Agnès Buzyn, ministre des solidarités et de la santé :

Je remercie les deux rapporteures pour le travail accompli : il participe de la vision que mon ministère peut avoir de l'application d'une loi relativement récente.

Vous avez constaté que le Gouvernement n'a pas remis au Parlement les rapports prévus par les articles 45, 17, 50, 101 et 86 de la loi. D'abord, cela constitue bien la preuve que le fait de demander un trop grand nombre de rapports dans une loi pose des problèmes. Ensuite, et surtout, nous serons prochainement en mesure de vous présenter un rapport global, puisque le rapport de l'IGAS et de l'IGA, remis en octobre 2017, doit être complété par un rapport de la DGCS et de la CNSA, ainsi que par l'appréciation de l'Assemblée des départements de France. Ces trois volets nous permettront de présenter à la représentation nationale un rapport consolidé complet au début de l'année 2018, soit deux ans après l'entrée en vigueur de la loi, ce qui semble un délai raisonnable en la matière.

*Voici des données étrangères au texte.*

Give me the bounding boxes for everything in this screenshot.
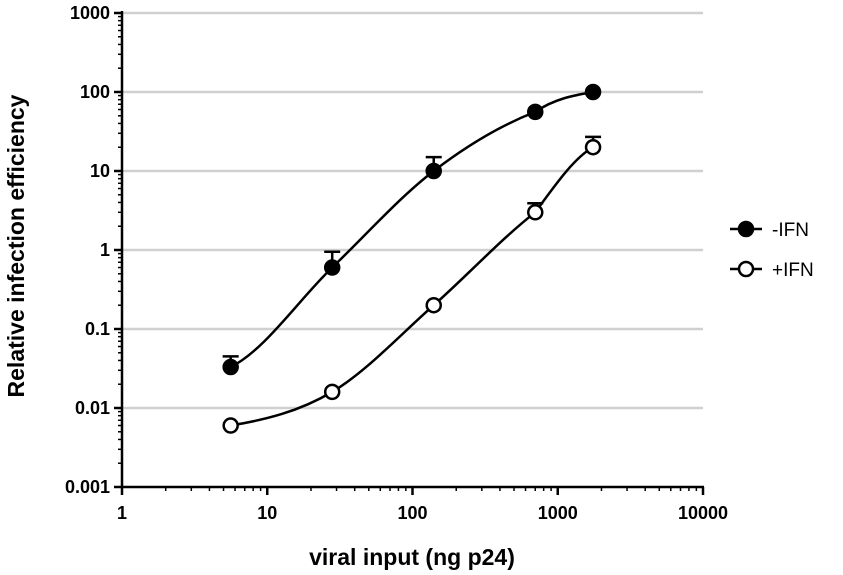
y-tick-label: 0.1 [85, 319, 110, 339]
y-tick-label: 1 [100, 240, 110, 260]
x-tick-label: 1000 [538, 503, 578, 523]
x-axis-title: viral input (ng p24) [309, 544, 515, 570]
y-tick-label: 10 [90, 161, 110, 181]
y-tick-label: 0.01 [75, 398, 110, 418]
data-point [425, 162, 442, 180]
series-layer [222, 83, 602, 434]
x-tick-label: 100 [397, 503, 427, 523]
x-tick-label: 1 [117, 503, 127, 523]
data-point [584, 138, 602, 156]
series-2 [222, 135, 602, 434]
data-point [425, 296, 442, 314]
grid [122, 11, 703, 410]
data-point [222, 358, 239, 376]
legend-item-2: +IFN [730, 260, 814, 281]
y-tick-label: 1000 [70, 3, 110, 23]
y-tick-label: 0.001 [65, 477, 110, 497]
y-tick-label: 100 [80, 82, 110, 102]
legend-marker [737, 220, 755, 238]
legend: -IFN +IFN [730, 220, 814, 281]
legend-label: +IFN [772, 260, 814, 281]
series-1 [222, 83, 602, 376]
data-point [323, 259, 341, 276]
legend-label: -IFN [772, 220, 809, 241]
legend-item-1: -IFN [730, 220, 809, 241]
legend-marker [737, 260, 755, 278]
data-point [527, 103, 544, 121]
x-tick-label: 10 [257, 503, 277, 523]
data-point [584, 83, 602, 101]
x-tick-label: 10000 [678, 503, 728, 523]
data-point [323, 383, 341, 401]
data-point [527, 204, 544, 221]
data-point [222, 417, 239, 434]
axes: 0.001 0.01 0.1 1 10 100 1000 1 10 100 1000 10000 [65, 3, 728, 523]
y-axis-title: Relative infection efficiency [3, 94, 29, 397]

En six mois, 94 % des décrets ont été pris. Des délais aussi courts constituent presque une prouesse pour un si grand nombre de décrets. Il en manque deux, qui sont à la main du ministère du budget. Nous allons le relancer afin que l'application puisse être complète.

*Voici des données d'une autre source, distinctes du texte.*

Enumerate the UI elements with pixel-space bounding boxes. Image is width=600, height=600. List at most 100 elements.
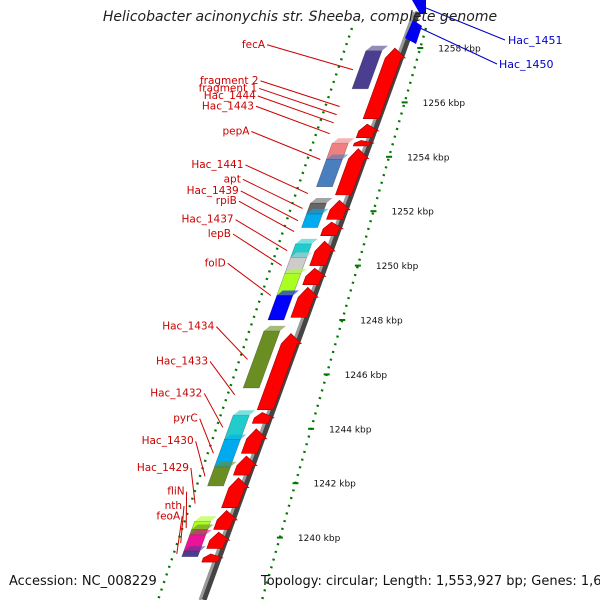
overflow-gene-label-2[interactable]: Hac_1450 bbox=[499, 58, 554, 71]
axis-tick-label: 1258 kbp bbox=[438, 45, 481, 55]
reverse-gene-block-top bbox=[191, 524, 214, 530]
feature-label[interactable]: Hac_1429 bbox=[137, 462, 189, 474]
label-leader-line bbox=[259, 87, 337, 116]
reverse-gene-block-top bbox=[284, 268, 307, 274]
feature-label[interactable]: fragment 1 bbox=[199, 82, 258, 94]
label-leader-line bbox=[251, 131, 321, 160]
forward-gene-arrow[interactable] bbox=[309, 240, 336, 266]
feature-label[interactable]: rpiB bbox=[216, 195, 237, 207]
forward-gene-arrow[interactable] bbox=[213, 509, 238, 530]
feature-label[interactable]: Hac_1433 bbox=[156, 355, 208, 367]
reverse-gene-block-top bbox=[214, 461, 237, 467]
feature-label[interactable]: pepA bbox=[222, 126, 250, 138]
label-leader-line bbox=[266, 44, 354, 71]
label-leader-line bbox=[232, 233, 282, 267]
outer-tick-track bbox=[156, 27, 354, 600]
forward-gene-arrow[interactable] bbox=[302, 267, 327, 285]
overflow-gene-arrow bbox=[412, 0, 426, 14]
forward-gene-arrow[interactable] bbox=[335, 148, 370, 196]
label-leader-line bbox=[227, 262, 272, 296]
forward-gene-arrow[interactable] bbox=[221, 477, 250, 508]
label-leader-line bbox=[199, 418, 214, 454]
feature-label[interactable]: fliN bbox=[167, 486, 184, 498]
axis-tick-label: 1256 kbp bbox=[423, 99, 466, 109]
inner-tick-track bbox=[260, 27, 428, 600]
feature-label[interactable]: Hac_1432 bbox=[150, 387, 202, 399]
reverse-gene-block-top bbox=[332, 138, 355, 144]
label-leader-line bbox=[245, 164, 309, 194]
forward-gene-arrow[interactable] bbox=[206, 531, 231, 549]
overflow-gene-label-1[interactable]: Hac_1451 bbox=[508, 34, 563, 47]
reverse-gene-block-top bbox=[290, 252, 313, 258]
label-leader-line bbox=[240, 190, 299, 222]
forward-gene-arrow[interactable] bbox=[251, 412, 275, 424]
label-leader-line bbox=[242, 178, 303, 209]
label-leader-line bbox=[195, 441, 206, 477]
axis-tick-label: 1242 kbp bbox=[313, 480, 356, 490]
axis-tick-label: 1240 kbp bbox=[298, 534, 341, 544]
forward-gene-arrow[interactable] bbox=[326, 199, 351, 220]
map-title: Helicobacter acinonychis str. Sheeba, co… bbox=[102, 9, 498, 25]
forward-gene-arrow[interactable] bbox=[240, 428, 268, 454]
reverse-gene-block-top bbox=[233, 410, 256, 416]
reverse-gene-block-top bbox=[276, 290, 299, 296]
feature-label[interactable]: apt bbox=[224, 173, 241, 185]
overflow-leader-2 bbox=[419, 27, 498, 65]
topology-text: Topology: circular; Length: 1,553,927 bp… bbox=[261, 574, 600, 589]
forward-gene-arrow[interactable] bbox=[352, 140, 375, 147]
forward-gene-arrow[interactable] bbox=[355, 123, 380, 139]
feature-label[interactable]: Hac_1443 bbox=[202, 100, 254, 112]
forward-gene-arrow[interactable] bbox=[320, 221, 345, 236]
feature-label[interactable]: Hac_1437 bbox=[181, 214, 233, 226]
reverse-gene-block[interactable] bbox=[301, 213, 323, 228]
axis-tick-label: 1244 kbp bbox=[329, 425, 372, 435]
label-leader-line bbox=[190, 467, 196, 504]
reverse-gene-block-top bbox=[263, 325, 286, 331]
axis-tick-label: 1248 kbp bbox=[360, 317, 403, 327]
forward-gene-arrow[interactable] bbox=[201, 553, 224, 563]
label-leader-line bbox=[238, 200, 295, 233]
feature-label[interactable]: nth bbox=[165, 500, 182, 512]
forward-gene-arrow[interactable] bbox=[256, 333, 303, 411]
forward-gene-arrow[interactable] bbox=[233, 455, 258, 476]
axis-tick-label: 1246 kbp bbox=[345, 371, 388, 381]
reverse-gene-block[interactable] bbox=[315, 159, 343, 188]
label-leader-line bbox=[203, 393, 224, 428]
label-leader-line bbox=[209, 361, 236, 396]
reverse-gene-block-top bbox=[306, 208, 329, 214]
label-leader-line bbox=[255, 105, 330, 135]
feature-label[interactable]: folD bbox=[205, 257, 226, 269]
reverse-strand-genes bbox=[181, 45, 388, 557]
label-leader-line bbox=[215, 326, 248, 360]
label-leader-line bbox=[235, 219, 288, 252]
forward-strand-genes bbox=[201, 47, 407, 563]
feature-label[interactable]: lepB bbox=[208, 228, 231, 240]
reverse-gene-block[interactable] bbox=[207, 466, 231, 487]
feature-label[interactable]: pyrC bbox=[173, 413, 198, 425]
label-leader-line bbox=[176, 516, 183, 554]
axis-tick-label: 1250 kbp bbox=[376, 262, 419, 272]
feature-label[interactable]: fragment 2 bbox=[200, 75, 259, 87]
reverse-gene-block-top bbox=[326, 154, 349, 160]
overflow-gene-arrow-2 bbox=[405, 20, 422, 44]
feature-label[interactable]: Hac_1441 bbox=[191, 159, 243, 171]
reverse-gene-block-top bbox=[295, 238, 318, 244]
reverse-gene-block[interactable] bbox=[267, 295, 294, 321]
axis-tick-label: 1254 kbp bbox=[407, 153, 450, 163]
reverse-gene-block-top bbox=[365, 45, 388, 51]
overflow-leader-1 bbox=[425, 7, 506, 41]
forward-gene-arrow[interactable] bbox=[290, 286, 319, 318]
reverse-gene-block-top bbox=[189, 529, 212, 535]
reverse-gene-block-top bbox=[194, 516, 217, 522]
feature-label[interactable]: Hac_1434 bbox=[162, 321, 214, 333]
feature-label[interactable]: Hac_1430 bbox=[142, 435, 194, 447]
feature-label[interactable]: Hac_1439 bbox=[187, 185, 239, 197]
reverse-gene-block[interactable] bbox=[181, 550, 201, 557]
forward-gene-arrow[interactable] bbox=[362, 47, 407, 120]
feature-label[interactable]: feoA bbox=[156, 510, 181, 522]
label-leader-line bbox=[180, 505, 185, 544]
feature-label[interactable]: fecA bbox=[242, 39, 266, 51]
feature-label[interactable]: Hac_1444 bbox=[204, 90, 256, 102]
reverse-gene-block-top bbox=[224, 434, 247, 440]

En ce qui concerne la réforme de la tarification des services à domicile, l'ensemble des acteurs du secteur est venu me rencontrer avant l'été. Ils m'ont fait part de leur très grande difficulté à agir sur le terrain, en raison de leurs tarifs et de la difficulté à trouver des personnels qui souhaitent s'engager. Ils ont de gros problèmes de recrutement et d'attractivité de la profession. J'ai mis en place un groupe de travail au mois de juin 2017 qui se fonde sur le rapport du sénateur Georges Labazée. Il nous fera deux types de propositions : une sur les modes de tarification – faut-il passer par une revalorisation horaire, ou d'autres compensations financières ? – et d'autres visant à restructurer ce secteur, qui compte de nombreux acteurs aux périmètres qui se chevauchent parfois.

Une mission a été lancée sur les aidants, qui sont évidemment très importants. La question posée est celle de la saturation de l'APA pour dégager un certain nombre d'aides. Lever la condition de la saturation du plan d'aide est une piste intéressante que nous devons étudier. Il faut en évaluer l'impact financier, qui sera à la charge des départements. Un travail préalable de modélisation et de concertation est donc nécessaire.

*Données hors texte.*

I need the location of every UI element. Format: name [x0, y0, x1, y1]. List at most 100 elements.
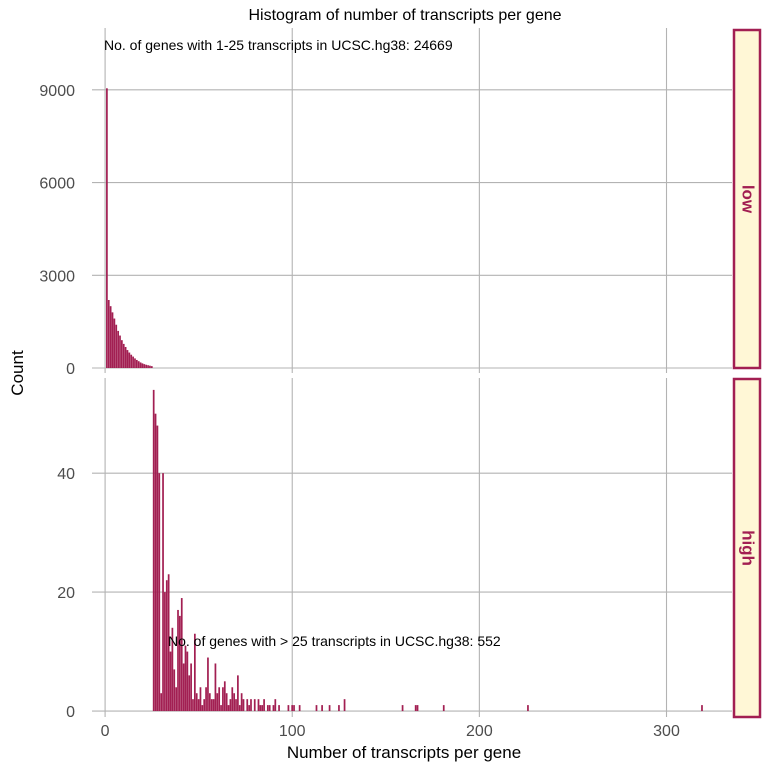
- histogram-bar: [180, 598, 183, 712]
- histogram-bar: [210, 699, 213, 712]
- facet-strip-label: high: [739, 530, 758, 566]
- histogram-bar: [212, 699, 215, 712]
- histogram-bar: [203, 699, 206, 712]
- histogram-bar: [137, 361, 140, 368]
- histogram-bar: [298, 705, 301, 712]
- histogram-bar: [201, 705, 204, 712]
- histogram-bar: [171, 627, 174, 712]
- x-tick-label: 300: [653, 723, 680, 740]
- histogram-bar: [167, 574, 170, 712]
- facet-strip-label: low: [739, 185, 758, 214]
- facet-strip: [732, 377, 762, 719]
- histogram-bar: [240, 693, 243, 712]
- histogram-bar: [115, 324, 118, 368]
- histogram-bar: [220, 705, 222, 712]
- histogram-bar: [130, 354, 133, 368]
- histogram-bar: [701, 705, 703, 712]
- histogram-bar: [164, 592, 166, 712]
- histogram-bar: [186, 651, 189, 712]
- histogram-bar: [192, 699, 194, 712]
- histogram-bar: [218, 687, 221, 712]
- histogram-bar: [287, 705, 290, 712]
- histogram-bar: [442, 705, 445, 712]
- histogram-bar: [242, 699, 245, 712]
- histogram-bar: [259, 705, 262, 712]
- histogram-bar: [177, 609, 179, 712]
- histogram-bar: [266, 705, 269, 712]
- histogram-bar: [250, 699, 252, 712]
- histogram-bar: [152, 389, 155, 712]
- histogram-bar: [278, 705, 280, 712]
- histogram-bar: [263, 699, 265, 712]
- y-tick-label: 20: [57, 585, 75, 602]
- histogram-bar: [315, 705, 318, 712]
- histogram-bar: [235, 699, 237, 712]
- x-tick-label: 0: [101, 723, 110, 740]
- histogram-bar: [227, 705, 230, 712]
- histogram-bar: [109, 306, 112, 368]
- panel-high: 0 20 40 No. of genes with > 25 transcripts …: [57, 377, 762, 721]
- panel-annotation: No. of genes with > 25 transcripts in UC…: [168, 633, 501, 649]
- histogram-bar: [229, 699, 232, 712]
- x-axis-title: Number of transcripts per gene: [287, 743, 521, 762]
- histogram-bar: [107, 300, 110, 368]
- histogram-bar: [222, 687, 224, 712]
- histogram-bar: [111, 312, 114, 368]
- histogram-bar: [165, 580, 168, 712]
- histogram-bar: [173, 669, 176, 712]
- y-tick-label: 9000: [39, 83, 75, 100]
- histogram-bar: [214, 663, 217, 712]
- histogram-bar: [134, 358, 136, 368]
- histogram-bar: [158, 473, 161, 712]
- histogram-bar: [119, 335, 121, 368]
- histogram-bar: [261, 705, 264, 712]
- y-tick-label: 0: [66, 704, 75, 721]
- histogram-bar: [124, 346, 127, 368]
- histogram-bar: [188, 675, 191, 712]
- histogram-bar: [184, 645, 187, 712]
- histogram-bar: [126, 350, 129, 368]
- histogram-bar: [175, 687, 177, 712]
- y-axis-title: Count: [8, 350, 27, 396]
- histogram-bar: [328, 705, 331, 712]
- plot-title: Histogram of number of transcripts per g…: [248, 7, 561, 24]
- histogram-bar: [321, 705, 323, 712]
- y-tick-label: 40: [57, 466, 75, 483]
- y-tick-label: 3000: [39, 268, 75, 285]
- histogram-bar: [141, 363, 144, 368]
- histogram-bar: [113, 318, 116, 368]
- histogram-bar: [162, 473, 164, 712]
- histogram-bar: [145, 364, 148, 368]
- histogram-bar: [169, 651, 172, 712]
- histogram-bar: [205, 687, 207, 712]
- histogram-bar: [197, 699, 200, 712]
- x-tick-label: 200: [466, 723, 493, 740]
- histogram-bar: [248, 705, 250, 712]
- histogram-bar: [401, 705, 404, 712]
- histogram-bar: [150, 366, 153, 368]
- histogram-bar: [122, 343, 125, 368]
- histogram-bar: [527, 705, 529, 712]
- histogram-bar: [135, 359, 138, 368]
- histogram-bar: [132, 356, 134, 368]
- histogram-bar: [182, 663, 185, 712]
- histogram-bar: [195, 693, 198, 712]
- histogram-bar: [121, 340, 123, 368]
- histogram-bar: [147, 365, 149, 368]
- histogram-bar: [257, 699, 260, 712]
- histogram-bar: [238, 705, 241, 712]
- histogram-bar: [343, 699, 346, 712]
- histogram-bar: [416, 705, 419, 712]
- facet-strip: [732, 28, 762, 370]
- histogram-bar: [117, 330, 119, 368]
- histogram-bar: [190, 663, 192, 712]
- histogram-bar: [246, 699, 249, 712]
- histogram-bar: [293, 705, 295, 712]
- histogram-bar: [268, 705, 271, 712]
- histogram-bar: [338, 705, 340, 712]
- histogram-bar: [139, 362, 142, 368]
- histogram-bar: [272, 705, 275, 712]
- histogram-bar: [154, 413, 157, 712]
- histogram-bar: [149, 365, 151, 368]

L'accueil familial est une piste à explorer, je ne m'interdis pas de réfléchir à l'augmentation des accueils familiaux, mais nous devons nous assurer de la qualité et de la sécurité de la pratique de ces familles d'accueil. Vous posiez la question de l'âge, mais ce n'est probablement pas l'unique limite. La bientraitance est fondamentale dans les EHPAD. Confier des personnes âgées dépendantes, et donc extrêmement vulnérables, à des familles d'accueil nous imposerait un certain nombre de garanties et de contrôle. Cela nécessite une organisation, et implique forcément un coût allant au-delà de la simple prestation d'accueil.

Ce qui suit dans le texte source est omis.